Может быть, именно потому, что нельзя было возвратиться сразу, а больше, кроме как к родителям, идти, казалось, некуда, Алексею все-таки удалось с ней как-то на время помириться. Странно: все может рушиться, мутиться рассудок, будут совершаться необдуманные поступки, но что-то внутри производит расчет, делает практическую выкладку: всегда. Действительно, не могла же она вернуться к родителям на следующий же день после того, что у них произошло; да и нельзя уходить так — спокойно собирая свои вещи при Алексее. Получалось: что-то надо было ждать — что? Со студией Народного театра все закончилось буквально в несколько дней. Спектакли, которых она так ждала, прошли для нее неудачно — почувствовала сама. Во время второй ее реплики на премьере в зале раздался смешок, и хотя руководитель студии, человек из настоящего театра, ей так ничего и не сказал, она решила: все — рвать она умеет. Через день позвонила на Рубинштейна и сказала, что больше ходить не будет. Как и ожидала, отговаривать он ее не стал, но, уже прощаясь, сказал: Знаете что: приходите где-нибудь через пару лет — мы с вами попробуем еще раз. Вам нужно только понять, что самое сложное — это простое, кажется, и самое ценное. Здесь нужно как-то пересилить себя, что ли. Вы пьете вино, как будто это вода — это у вас получается, это замечательно. А попробуйте наоборот: пить вино и при этом не хмелеть? И прошу вас: не смотрите на всех так уж сверху — не все это правильно понимают.

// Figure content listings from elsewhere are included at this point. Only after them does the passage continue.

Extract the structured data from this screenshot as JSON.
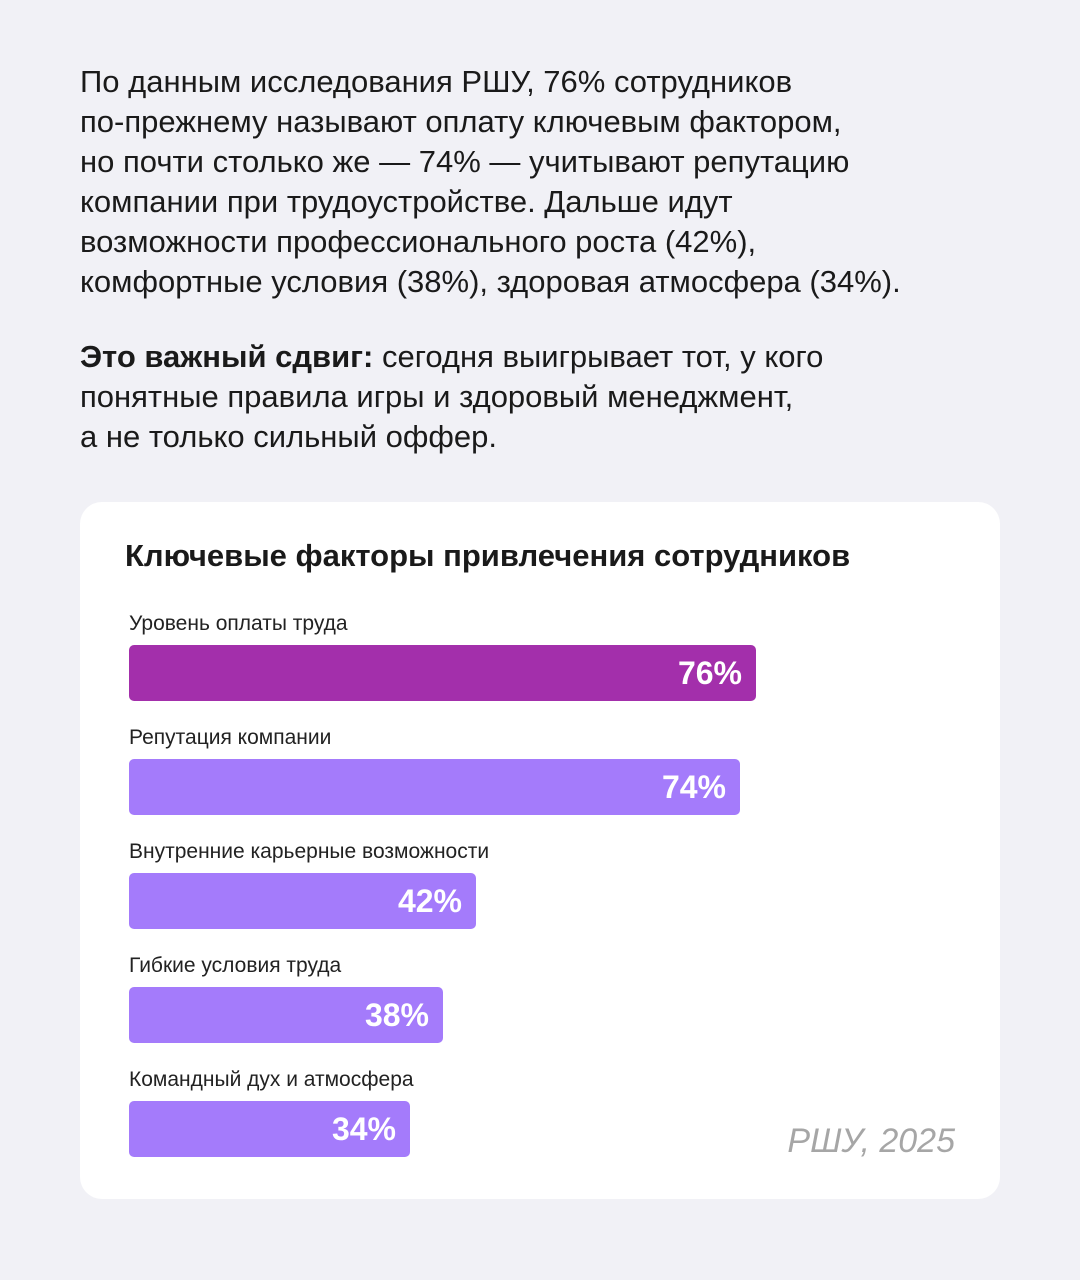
{
  "intro": {
    "paragraph1_lines": [
      "По данным исследования РШУ,  76% сотрудников",
      "по-прежнему называют оплату ключевым фактором,",
      "но почти столько же — 74% — учитывают репутацию",
      "компании при трудоустройстве. Дальше идут",
      "возможности профессионального роста (42%),",
      "комфортные условия (38%), здоровая атмосфера (34%)."
    ],
    "paragraph2_bold": "Это важный сдвиг:",
    "paragraph2_lines": [
      " сегодня выигрывает тот, у кого",
      "понятные правила игры и здоровый менеджмент,",
      "а не только сильный оффер."
    ]
  },
  "chart_data": {
    "type": "bar",
    "orientation": "horizontal",
    "title": "Ключевые факторы привлечения сотрудников",
    "categories": [
      "Уровень оплаты труда",
      "Репутация компании",
      "Внутренние карьерные возможности",
      "Гибкие условия труда",
      "Командный дух и атмосфера"
    ],
    "values": [
      76,
      74,
      42,
      38,
      34
    ],
    "value_labels": [
      "76%",
      "74%",
      "42%",
      "38%",
      "34%"
    ],
    "xlim": [
      0,
      100
    ],
    "grid": false,
    "legend": "none",
    "colors": {
      "highlight": "#a32fab",
      "default": "#a47bfb"
    },
    "highlight_index": 0
  },
  "source": "РШУ, 2025"
}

Алексею, понятно, ничего о неудаче с театром не сказала — не надо. Ни его утешений, ни козырей в его рассуждениях — нет. Он и так, конечно, после того инцидента пытался ее всячески уговорить. В чем? Естественно, что им все надо начать сначала. Путано объяснял: …давай честно, мы с тобой вместе, именно вместе, ты и я, потерпели полный личный крах. Тебе сейчас кажется, что внутри тебя все кончилось, пусто, черно, будто кто-то выжег. А почему? Мы ведь строили внутри себя, а чуть тряхануло вокруг — живем-то не одни, и все внутри завались, как старая стена. Ну и пусть. Давай откажемся от этого, давай строить из себя. Помнишь, как мы говорили, когда это случилось с твоей матерью? Никогда нельзя ставить чернильный крест: даже если кажется, что с тобой все, почти ничего в тебе не осталось — начни это почти, чтоб не пропадало даром, отдавать другим. И окажется, что это почти — почти бесконечно. Ведь у нас есть все, чтобы быть счастливыми. Поверь, прошу тебя — есть все.
Говорил ли он при этом самые главные слова, что он любит ее, Надю, уже такую, какая она есть? Да, говорил. Но ведь, с его точки зрения, это само собой подразумевалось, только было мало. Если любить только друг друга, а остальной мир отчеркивать на полях, то в результате получится маленькая колбочка или даже шлюпочка, в которой спокойно плыть можно только до поры до времени, а, в конце концов, ее все равно захлестнет волна. У Алексея получалось, что основное свойство нашего мира — это беспокойство, а основное стремление — жажда перерождения. Этим мир напоминал некую земноводную особь, которой было предназначено выйти из моря на сушу. И одновременно представлял собой одну огромную клетку с определенной биоструктурой, и самая интересная штука состояла в том, что для перерождения было необходимо, чтобы и человек стал точно такой же клеткой, только уменьшенных размеров. Получалось, что мир как бы накладывал на каждого живущего свой трафарет, и каждый чувствовал его, будто на него наводили солнечный луч через огромное увеличительное стекло, чувствовал, как жжется все, не совпадающее с тем, что называется образом и подобием, но, увы, не всегда стремился этим подобием стать. Счастьем, личным счастьем, устойчивым и постоянным, может стать стремление стать именно таким, какой нужен; и наоборот: удаление от необходимых контуров и структуры — несчастье, параноидальный уход, хитрое расслоение личности и шизофреническое подмигиванье.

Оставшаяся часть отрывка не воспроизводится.